# You Can't Make Calls All The Time



## BrentWin (Dec 21, 2013)

This morning, I got a chance to hunt a cornfield that I have been watching for about a week. My son Cody, friend Jesse and I got out there about 6:00 this morning to set up in the freezing rain.

The field was to soft to drive on so we had to make a couple 300 yard trips with blinds, gear and decoys. They really ought to have sherpas for goose hunting. By the time we got decoys out and the blinds camo'd it was 7:30 and we were sweating pretty good.

Nothing happened until about 8:10, with the exception of a mallard that got a little to close while checking out our goose silhouettes.
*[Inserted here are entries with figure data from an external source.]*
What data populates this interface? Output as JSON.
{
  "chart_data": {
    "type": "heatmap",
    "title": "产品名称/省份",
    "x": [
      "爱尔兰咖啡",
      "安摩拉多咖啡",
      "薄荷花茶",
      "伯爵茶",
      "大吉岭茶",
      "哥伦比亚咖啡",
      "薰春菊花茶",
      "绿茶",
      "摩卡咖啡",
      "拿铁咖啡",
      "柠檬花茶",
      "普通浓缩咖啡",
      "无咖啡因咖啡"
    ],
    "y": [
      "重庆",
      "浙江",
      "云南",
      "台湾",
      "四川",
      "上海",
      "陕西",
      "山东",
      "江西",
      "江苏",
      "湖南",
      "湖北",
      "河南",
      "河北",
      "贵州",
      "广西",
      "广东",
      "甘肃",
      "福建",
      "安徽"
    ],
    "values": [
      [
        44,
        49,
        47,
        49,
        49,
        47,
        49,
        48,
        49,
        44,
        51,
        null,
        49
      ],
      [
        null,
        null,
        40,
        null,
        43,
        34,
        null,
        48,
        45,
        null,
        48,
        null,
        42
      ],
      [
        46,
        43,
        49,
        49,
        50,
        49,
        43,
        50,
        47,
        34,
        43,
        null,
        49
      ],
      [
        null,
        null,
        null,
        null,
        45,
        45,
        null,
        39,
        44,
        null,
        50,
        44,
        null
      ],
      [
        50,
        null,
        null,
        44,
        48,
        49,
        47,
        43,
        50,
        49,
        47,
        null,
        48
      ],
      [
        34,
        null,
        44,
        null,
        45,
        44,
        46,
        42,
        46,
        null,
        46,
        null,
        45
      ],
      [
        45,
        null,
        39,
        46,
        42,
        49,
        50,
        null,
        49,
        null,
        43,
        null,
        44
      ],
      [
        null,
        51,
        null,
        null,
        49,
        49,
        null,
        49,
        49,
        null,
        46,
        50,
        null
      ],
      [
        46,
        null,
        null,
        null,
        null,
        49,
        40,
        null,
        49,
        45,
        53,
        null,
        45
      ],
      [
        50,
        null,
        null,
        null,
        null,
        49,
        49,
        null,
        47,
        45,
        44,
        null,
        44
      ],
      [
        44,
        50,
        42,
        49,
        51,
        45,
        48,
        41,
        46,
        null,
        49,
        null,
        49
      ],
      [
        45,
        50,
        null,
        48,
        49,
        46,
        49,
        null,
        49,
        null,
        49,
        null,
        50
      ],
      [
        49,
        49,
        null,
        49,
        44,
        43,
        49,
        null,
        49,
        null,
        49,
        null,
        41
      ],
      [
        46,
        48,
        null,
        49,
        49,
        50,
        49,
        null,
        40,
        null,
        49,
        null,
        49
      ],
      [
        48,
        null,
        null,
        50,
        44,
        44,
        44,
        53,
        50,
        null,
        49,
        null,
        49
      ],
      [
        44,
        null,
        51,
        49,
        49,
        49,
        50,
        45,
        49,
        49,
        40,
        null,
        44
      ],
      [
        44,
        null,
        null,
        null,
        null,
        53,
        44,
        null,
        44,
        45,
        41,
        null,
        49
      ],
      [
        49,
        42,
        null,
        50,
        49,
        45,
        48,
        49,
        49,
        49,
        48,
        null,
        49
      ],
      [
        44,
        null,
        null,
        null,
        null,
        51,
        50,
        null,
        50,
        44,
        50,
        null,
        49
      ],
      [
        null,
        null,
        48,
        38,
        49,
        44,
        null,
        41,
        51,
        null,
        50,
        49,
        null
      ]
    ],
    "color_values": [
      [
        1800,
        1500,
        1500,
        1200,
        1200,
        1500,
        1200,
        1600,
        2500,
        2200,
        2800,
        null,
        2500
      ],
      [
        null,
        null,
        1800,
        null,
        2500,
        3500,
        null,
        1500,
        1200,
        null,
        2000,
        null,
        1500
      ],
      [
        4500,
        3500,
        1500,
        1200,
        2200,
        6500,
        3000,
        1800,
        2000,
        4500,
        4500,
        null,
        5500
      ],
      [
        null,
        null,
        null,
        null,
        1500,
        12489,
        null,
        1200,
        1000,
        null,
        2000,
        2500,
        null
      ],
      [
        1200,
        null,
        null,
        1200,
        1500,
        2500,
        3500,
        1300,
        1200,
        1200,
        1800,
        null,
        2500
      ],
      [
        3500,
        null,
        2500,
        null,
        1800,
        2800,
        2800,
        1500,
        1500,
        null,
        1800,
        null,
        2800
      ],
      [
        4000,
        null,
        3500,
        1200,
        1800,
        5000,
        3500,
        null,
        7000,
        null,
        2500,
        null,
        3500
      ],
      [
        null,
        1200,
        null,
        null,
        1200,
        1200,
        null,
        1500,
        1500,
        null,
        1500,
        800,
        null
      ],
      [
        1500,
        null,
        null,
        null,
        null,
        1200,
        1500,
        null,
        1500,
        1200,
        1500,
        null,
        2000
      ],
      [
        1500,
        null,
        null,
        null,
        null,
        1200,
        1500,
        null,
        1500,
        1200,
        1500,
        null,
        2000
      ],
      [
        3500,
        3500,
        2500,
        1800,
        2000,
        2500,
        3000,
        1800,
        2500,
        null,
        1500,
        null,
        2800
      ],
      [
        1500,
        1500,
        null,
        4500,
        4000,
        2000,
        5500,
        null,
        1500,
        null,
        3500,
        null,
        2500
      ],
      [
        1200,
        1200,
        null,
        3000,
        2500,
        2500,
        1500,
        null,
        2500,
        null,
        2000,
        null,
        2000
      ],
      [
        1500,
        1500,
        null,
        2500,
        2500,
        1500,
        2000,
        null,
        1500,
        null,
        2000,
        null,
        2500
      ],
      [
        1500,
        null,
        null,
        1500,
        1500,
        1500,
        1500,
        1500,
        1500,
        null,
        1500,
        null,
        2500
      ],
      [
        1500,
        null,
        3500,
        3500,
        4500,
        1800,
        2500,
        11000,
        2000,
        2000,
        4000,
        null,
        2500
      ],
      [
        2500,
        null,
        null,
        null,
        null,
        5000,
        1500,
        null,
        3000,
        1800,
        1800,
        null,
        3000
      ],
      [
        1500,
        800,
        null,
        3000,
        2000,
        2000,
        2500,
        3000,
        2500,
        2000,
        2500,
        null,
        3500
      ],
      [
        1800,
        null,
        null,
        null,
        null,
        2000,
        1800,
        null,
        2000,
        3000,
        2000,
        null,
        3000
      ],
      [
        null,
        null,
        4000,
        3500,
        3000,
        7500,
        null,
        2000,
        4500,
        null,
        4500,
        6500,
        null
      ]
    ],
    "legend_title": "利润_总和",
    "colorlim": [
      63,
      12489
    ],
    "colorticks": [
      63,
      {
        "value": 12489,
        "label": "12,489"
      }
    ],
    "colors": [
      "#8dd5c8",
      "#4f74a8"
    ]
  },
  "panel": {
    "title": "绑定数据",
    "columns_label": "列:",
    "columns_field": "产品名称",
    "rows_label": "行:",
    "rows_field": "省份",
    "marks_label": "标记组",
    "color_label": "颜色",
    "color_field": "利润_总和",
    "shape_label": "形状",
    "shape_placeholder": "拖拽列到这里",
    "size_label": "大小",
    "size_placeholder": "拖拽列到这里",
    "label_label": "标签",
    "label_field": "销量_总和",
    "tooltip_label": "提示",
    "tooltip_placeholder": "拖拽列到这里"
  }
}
Then, business picked up in hurry. We had birds everywhere. Singles, pairs, small groups and big bunches. It was hard to keep track of birds working, with birds circling in every direction and altitude.

When the dust settled it was 8:45 and we had our 9 geese on the ground. It was a great morning, made even better by having my son with me and taking Jesse on his first successful goose hunt. He was bouncing around like a little kid, when he was picking up birds.
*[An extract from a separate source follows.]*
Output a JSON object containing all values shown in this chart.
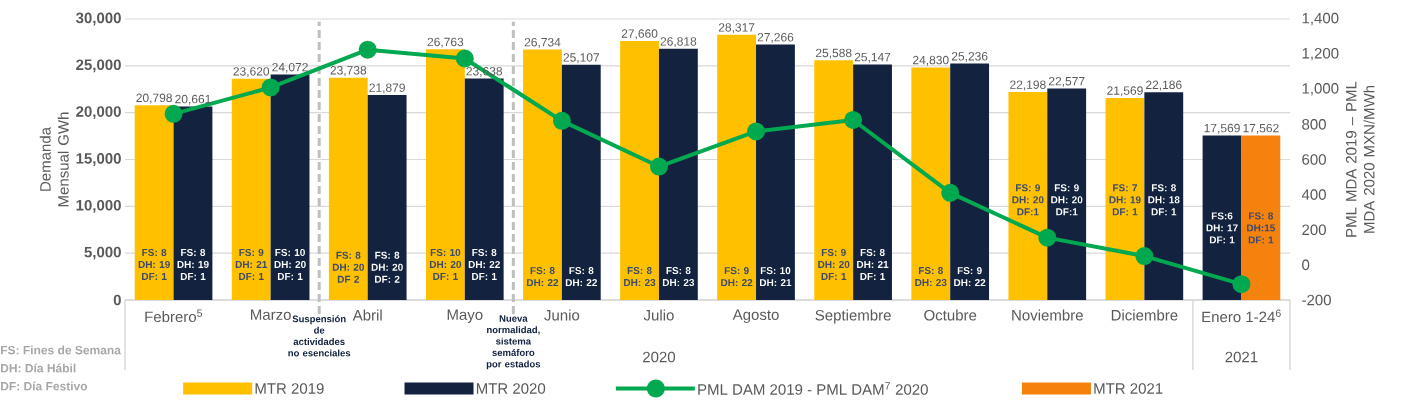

There is no equal to working birds with a call that you made out of a raw chunk of wood. It just adds another dimension to a great morning.

http://i146.Rule #2/albums/r279/brentwin/goosehunt1221132_zpsff86a5d9.jpg

Me and Cody

http://i146.Rule #2/albums/r279/brentwin/goosehunt1221131_zps02eaad94.jpg

Jesse and Cody

Reactions: Like 10


----------



## myingling (Dec 21, 2013)

Looks like you guys had some good shootin


----------



## Tclem (Dec 21, 2013)

Nice job


----------



## DKMD (Dec 21, 2013)

Nice work! 

PS... I moved this to Kenbo's Chatroom since it's not really about 'making' calls


----------



## Wildthings (Dec 21, 2013)

Great pictures and congrats on a great hunt


----------



## bluedot (Dec 21, 2013)

Good day!


----------



## Mike1950 (Dec 21, 2013)

Nice Hunt!!!


----------



## BrentWin (Dec 21, 2013)

DKMD said:


> Nice work!
> 
> PS... I moved this to Kenbo's Chatroom since it's not really about 'making' calls


 
That's cool Thanks


----------



## rdnkmedic (Dec 22, 2013)

What a day. Nothing better than sharing that stuff with your kid.


----------